By counting the number of species still to be discovered, 85 to 99% of life forms on earth are insects

During his travels, Hugel is confronted with the rarefication of insects. For example, I described a species found in a forest in Madagascar that burnt down two years later…, but he remains optimistic.

It is not necessarily a global anomaly. This downward trend seems especially linked to local factors such as the destruction of habitats, artificialisation, pesticides, light…. As soon as man lets nature take over again, the species return, even in a degraded zone. Natural habitats can be enormously resilient, mainly due to the biodiversity that makes them up, concludes Sylvain Hugel who has just returned from a mission in Madagascar and where he intends to return not later than January 2023.

Marion Riegert

Good to know

New neuroscience research on insects

As a specialist in the synaptic transcription of vertebrates at INCI, Sylvain Hugel has managed to combine his two scientific lives via new neuroscience research on insects. He is thus studying the evolution of neural networks within the disparity of species among singing insects.
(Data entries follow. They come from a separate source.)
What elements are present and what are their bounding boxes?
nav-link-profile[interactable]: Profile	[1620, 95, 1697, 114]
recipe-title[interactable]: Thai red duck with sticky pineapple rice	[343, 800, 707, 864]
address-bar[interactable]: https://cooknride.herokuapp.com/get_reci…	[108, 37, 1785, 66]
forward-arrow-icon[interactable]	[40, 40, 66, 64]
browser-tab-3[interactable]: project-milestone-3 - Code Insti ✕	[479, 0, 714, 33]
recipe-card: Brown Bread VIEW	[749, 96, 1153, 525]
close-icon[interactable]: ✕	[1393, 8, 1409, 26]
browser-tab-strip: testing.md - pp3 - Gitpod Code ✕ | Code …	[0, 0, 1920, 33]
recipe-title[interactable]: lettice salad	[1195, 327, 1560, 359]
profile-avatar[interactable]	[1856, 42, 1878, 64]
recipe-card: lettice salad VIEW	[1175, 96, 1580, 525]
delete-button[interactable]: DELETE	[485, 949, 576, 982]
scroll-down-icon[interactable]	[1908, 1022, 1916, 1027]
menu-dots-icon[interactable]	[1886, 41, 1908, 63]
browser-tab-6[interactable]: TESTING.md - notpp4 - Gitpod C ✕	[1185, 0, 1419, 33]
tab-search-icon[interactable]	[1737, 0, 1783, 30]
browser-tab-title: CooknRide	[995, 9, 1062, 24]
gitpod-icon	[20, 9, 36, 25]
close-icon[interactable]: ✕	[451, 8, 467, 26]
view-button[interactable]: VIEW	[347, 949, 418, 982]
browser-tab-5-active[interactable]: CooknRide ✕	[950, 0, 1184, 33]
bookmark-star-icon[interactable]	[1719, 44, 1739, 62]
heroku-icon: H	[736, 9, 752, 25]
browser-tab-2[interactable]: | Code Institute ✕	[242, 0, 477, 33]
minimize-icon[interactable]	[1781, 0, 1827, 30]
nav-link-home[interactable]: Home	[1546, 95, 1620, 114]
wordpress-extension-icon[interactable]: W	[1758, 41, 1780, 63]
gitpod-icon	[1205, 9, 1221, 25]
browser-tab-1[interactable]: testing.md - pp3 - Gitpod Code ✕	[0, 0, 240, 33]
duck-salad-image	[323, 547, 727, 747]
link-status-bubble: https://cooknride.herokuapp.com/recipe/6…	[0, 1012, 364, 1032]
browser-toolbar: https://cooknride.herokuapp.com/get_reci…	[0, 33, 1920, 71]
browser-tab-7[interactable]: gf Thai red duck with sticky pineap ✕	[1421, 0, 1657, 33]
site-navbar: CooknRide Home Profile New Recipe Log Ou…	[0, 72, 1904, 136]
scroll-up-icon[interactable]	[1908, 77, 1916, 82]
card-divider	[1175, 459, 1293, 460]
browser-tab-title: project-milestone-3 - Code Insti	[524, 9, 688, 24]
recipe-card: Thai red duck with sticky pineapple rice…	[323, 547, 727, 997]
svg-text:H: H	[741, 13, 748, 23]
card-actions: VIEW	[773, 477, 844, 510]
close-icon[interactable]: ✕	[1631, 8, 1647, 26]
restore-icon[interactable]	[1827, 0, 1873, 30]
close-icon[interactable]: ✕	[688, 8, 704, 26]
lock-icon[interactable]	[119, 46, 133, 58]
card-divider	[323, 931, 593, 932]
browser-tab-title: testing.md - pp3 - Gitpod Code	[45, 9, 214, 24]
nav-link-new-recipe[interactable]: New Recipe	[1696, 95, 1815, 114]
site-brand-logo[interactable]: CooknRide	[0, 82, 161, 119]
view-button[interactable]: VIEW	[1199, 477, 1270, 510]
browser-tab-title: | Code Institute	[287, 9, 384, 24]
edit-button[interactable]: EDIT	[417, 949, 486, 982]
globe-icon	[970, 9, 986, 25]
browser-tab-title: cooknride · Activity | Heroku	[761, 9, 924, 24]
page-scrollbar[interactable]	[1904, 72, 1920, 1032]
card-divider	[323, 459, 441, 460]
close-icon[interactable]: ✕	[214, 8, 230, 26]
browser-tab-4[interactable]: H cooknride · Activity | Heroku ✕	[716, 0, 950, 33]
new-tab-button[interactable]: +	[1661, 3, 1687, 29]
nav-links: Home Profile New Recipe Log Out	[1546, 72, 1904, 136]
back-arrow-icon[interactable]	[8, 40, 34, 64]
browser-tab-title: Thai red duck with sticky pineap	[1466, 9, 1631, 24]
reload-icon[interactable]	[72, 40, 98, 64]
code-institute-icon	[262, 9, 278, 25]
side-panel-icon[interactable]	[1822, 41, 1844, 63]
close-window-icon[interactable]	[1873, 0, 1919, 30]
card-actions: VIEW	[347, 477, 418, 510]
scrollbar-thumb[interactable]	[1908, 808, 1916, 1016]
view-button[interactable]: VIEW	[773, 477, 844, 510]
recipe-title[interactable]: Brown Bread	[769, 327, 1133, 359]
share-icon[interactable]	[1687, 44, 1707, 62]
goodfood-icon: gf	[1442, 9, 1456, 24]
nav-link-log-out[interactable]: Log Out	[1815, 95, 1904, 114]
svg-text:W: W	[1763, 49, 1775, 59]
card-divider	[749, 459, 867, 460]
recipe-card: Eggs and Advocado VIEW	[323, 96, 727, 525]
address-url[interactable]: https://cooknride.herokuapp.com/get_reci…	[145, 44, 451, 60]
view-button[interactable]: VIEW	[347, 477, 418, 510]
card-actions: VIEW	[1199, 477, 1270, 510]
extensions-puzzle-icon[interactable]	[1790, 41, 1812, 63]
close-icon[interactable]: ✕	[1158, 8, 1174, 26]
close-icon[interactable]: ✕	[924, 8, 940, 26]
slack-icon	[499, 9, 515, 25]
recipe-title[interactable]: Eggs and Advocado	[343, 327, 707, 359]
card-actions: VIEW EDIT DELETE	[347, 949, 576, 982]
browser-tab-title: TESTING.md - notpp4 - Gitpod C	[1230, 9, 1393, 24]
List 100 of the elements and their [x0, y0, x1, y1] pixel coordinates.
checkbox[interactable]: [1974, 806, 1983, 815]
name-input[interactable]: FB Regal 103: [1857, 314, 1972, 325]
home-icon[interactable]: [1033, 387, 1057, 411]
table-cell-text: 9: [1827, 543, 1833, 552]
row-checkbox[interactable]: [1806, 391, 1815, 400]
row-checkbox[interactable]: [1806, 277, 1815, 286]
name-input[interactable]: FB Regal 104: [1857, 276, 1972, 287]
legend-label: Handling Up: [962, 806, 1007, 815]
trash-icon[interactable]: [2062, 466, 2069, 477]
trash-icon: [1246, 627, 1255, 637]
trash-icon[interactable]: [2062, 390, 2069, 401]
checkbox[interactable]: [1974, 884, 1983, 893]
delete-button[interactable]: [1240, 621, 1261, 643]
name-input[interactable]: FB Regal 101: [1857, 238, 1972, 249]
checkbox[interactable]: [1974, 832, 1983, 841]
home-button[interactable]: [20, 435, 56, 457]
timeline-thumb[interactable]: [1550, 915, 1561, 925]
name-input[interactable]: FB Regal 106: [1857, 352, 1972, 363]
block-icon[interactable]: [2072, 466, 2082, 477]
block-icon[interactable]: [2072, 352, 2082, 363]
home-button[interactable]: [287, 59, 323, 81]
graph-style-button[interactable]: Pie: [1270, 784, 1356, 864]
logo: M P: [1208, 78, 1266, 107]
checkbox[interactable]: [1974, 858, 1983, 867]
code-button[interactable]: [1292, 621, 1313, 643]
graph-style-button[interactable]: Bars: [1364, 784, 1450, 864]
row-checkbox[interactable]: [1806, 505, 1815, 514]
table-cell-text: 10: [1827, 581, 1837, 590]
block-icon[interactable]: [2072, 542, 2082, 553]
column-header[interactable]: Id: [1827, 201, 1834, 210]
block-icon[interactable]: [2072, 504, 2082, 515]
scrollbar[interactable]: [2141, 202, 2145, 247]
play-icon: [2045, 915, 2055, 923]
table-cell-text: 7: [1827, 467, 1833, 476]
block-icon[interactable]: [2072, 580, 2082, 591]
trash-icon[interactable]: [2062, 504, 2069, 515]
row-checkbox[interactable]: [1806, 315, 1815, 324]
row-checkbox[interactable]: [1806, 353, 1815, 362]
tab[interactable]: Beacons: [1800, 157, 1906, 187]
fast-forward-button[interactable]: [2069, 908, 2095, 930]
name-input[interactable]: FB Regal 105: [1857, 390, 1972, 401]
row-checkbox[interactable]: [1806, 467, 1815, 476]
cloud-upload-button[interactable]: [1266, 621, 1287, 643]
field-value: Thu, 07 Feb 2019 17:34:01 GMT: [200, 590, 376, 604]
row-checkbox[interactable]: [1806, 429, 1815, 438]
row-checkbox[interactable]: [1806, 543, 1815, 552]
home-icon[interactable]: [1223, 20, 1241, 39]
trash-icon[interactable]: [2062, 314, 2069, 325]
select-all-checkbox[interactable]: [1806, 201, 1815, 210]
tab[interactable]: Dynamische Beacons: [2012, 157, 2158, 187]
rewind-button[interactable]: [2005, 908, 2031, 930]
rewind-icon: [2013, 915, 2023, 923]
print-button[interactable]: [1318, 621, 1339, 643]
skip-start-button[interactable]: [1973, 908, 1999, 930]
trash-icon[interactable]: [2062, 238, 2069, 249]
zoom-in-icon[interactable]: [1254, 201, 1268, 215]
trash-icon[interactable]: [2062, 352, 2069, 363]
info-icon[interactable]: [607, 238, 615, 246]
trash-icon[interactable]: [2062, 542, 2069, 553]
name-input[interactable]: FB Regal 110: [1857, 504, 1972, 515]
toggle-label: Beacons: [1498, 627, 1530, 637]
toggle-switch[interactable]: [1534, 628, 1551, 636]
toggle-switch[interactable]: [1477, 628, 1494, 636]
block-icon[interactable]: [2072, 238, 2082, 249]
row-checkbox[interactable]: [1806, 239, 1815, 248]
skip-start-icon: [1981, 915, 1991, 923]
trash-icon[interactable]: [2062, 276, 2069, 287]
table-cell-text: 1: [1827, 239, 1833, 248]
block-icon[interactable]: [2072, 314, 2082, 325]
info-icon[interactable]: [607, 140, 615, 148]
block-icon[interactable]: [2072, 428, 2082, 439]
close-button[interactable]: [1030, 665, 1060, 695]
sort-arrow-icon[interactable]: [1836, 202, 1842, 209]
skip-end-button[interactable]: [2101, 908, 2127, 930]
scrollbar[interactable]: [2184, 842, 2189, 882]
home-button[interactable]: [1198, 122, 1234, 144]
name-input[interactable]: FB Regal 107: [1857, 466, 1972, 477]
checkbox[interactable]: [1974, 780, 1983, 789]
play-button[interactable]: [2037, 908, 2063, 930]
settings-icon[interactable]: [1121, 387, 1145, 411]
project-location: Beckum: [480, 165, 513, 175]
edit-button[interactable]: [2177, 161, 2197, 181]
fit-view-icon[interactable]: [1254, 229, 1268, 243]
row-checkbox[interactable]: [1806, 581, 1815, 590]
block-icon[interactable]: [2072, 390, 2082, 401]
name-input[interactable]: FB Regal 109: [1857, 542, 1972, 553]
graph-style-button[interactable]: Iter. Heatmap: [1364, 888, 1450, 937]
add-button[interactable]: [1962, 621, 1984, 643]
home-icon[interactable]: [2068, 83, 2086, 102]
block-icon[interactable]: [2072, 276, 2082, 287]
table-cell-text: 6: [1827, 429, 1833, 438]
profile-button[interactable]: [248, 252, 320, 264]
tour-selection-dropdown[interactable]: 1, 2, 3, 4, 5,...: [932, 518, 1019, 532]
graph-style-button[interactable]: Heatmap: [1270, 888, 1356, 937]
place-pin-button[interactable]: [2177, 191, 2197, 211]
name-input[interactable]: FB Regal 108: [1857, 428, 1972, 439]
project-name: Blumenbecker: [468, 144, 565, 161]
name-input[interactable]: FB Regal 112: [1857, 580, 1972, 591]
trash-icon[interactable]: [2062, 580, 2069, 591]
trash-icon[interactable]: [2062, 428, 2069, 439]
I have noticed that crickets from two morphologically identical populations, and very close genetically, distinguished themselves by their songs: one was characterised by two beeps, the other by three.” Sylvain Hugel has shown that the females only answered songs of males from their own population, and that these two populations were in the process of separating into two distinct species.

With funding received from USIAS, he is currently studying the neural networks that have evolved in different ways within the two populations, and which enable females to recognise the different songs of their males.